Para além das condições climáticas, o avanço da agricultura tocantinense também reflete um processo de modernização acelerada. O uso de sementes geneticamente melhoradas, fertilizantes de alta eficiência e práticas de manejo mais sustentáveis tem garantido safras cada vez mais produtivas.

O investimento em tecnologias voltadas à conservação do solo e à gestão racional da água também tem se tornado parte da rotina nas propriedades rurais, o que contribui para a resiliência e sustentabilidade da produção.
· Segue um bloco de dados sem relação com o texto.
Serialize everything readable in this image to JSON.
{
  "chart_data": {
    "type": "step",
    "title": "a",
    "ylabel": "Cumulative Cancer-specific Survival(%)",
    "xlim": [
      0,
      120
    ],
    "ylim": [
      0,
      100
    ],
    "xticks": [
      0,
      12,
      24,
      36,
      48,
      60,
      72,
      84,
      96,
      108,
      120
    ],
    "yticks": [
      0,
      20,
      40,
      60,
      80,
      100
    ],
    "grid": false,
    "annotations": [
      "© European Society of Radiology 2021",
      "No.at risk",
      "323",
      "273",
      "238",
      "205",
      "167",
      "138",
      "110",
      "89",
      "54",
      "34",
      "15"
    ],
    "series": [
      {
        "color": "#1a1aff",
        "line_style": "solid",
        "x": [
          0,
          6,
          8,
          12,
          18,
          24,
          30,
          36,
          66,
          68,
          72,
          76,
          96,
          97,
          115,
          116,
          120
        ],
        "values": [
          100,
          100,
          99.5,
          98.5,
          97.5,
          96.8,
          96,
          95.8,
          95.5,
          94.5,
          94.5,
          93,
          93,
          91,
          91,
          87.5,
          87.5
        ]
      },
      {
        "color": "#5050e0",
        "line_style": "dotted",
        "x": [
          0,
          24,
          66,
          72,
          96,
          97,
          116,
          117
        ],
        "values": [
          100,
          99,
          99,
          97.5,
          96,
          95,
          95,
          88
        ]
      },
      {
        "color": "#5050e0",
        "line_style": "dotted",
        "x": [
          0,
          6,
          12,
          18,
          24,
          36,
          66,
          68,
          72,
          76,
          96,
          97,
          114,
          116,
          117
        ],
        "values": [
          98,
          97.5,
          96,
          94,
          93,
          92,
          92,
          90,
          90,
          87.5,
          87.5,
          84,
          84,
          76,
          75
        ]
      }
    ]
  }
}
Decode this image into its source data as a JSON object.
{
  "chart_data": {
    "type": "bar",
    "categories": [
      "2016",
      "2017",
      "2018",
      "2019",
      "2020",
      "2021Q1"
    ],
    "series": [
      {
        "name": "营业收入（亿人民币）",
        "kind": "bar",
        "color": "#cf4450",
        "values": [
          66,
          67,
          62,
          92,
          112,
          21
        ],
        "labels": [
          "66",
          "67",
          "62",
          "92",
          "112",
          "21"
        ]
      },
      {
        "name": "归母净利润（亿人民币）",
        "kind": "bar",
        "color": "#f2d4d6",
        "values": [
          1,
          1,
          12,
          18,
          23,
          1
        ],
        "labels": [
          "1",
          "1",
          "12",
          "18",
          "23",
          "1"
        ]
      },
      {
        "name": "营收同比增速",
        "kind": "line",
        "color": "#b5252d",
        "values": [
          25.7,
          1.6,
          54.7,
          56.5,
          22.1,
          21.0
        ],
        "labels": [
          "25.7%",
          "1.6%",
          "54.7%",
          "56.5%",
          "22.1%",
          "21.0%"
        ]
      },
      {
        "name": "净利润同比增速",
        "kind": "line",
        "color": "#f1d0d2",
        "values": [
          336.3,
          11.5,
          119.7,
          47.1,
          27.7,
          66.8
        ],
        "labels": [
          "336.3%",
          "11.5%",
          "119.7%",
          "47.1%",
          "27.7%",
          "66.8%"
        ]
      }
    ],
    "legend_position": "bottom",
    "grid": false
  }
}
Com a supersafra consolidada, o Tocantins começa a transformar parte dessa produção em produtos de maior valor agregado. Uma das iniciativas em destaque é a implantação de uma usina de etanol de milho no distrito de Luzimangues, em Porto Nacional, prevista para entrar em operação ainda em 2025. Além do biocombustível, a unidade também produzirá DDG (grãos secos por destilação), um insumo proteico utilizado na nutrição animal.
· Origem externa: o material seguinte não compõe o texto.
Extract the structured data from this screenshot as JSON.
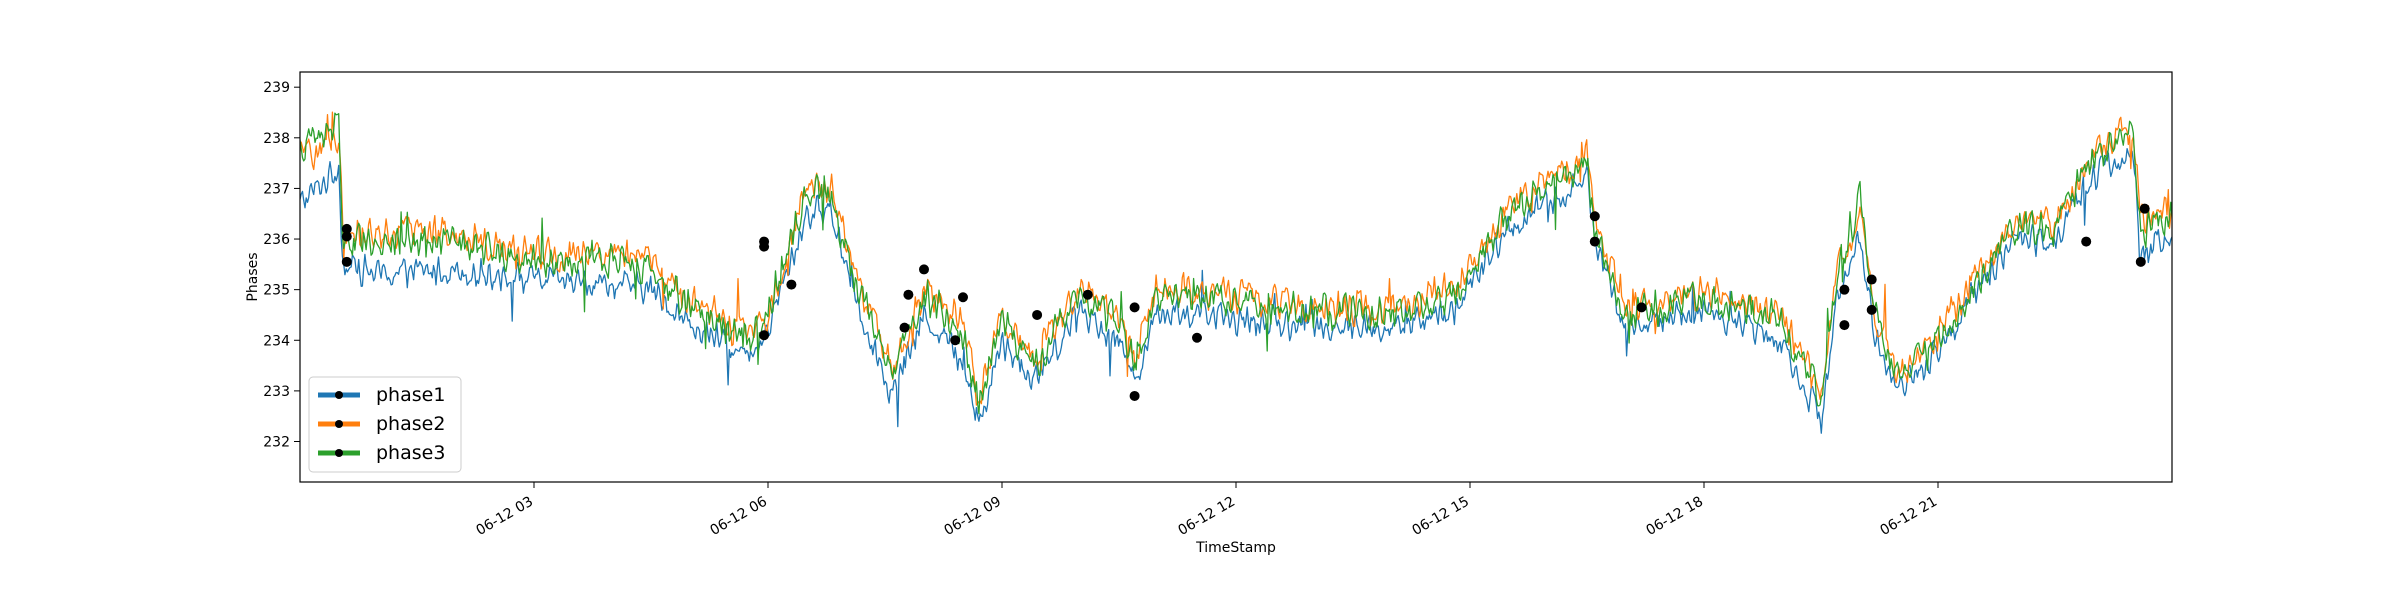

“O aproveitamento do milho para a produção de DDG vai fortalecer diretamente a cadeia da pecuária, com reflexos positivos para todo o setor agropecuário”, observa Teixeira Júnior.

Outro projeto de grande porte já confirmado é a construção da planta industrial da Tocantins Bioenergia, no município de Miranorte. Com investimento estimado em R$ 1,1 bilhão, o empreendimento deve iniciar suas atividades em 2027, gerando cerca de 500 empregos diretos e contribuindo com mais de R$ 100 milhões anuais em tributos estaduais.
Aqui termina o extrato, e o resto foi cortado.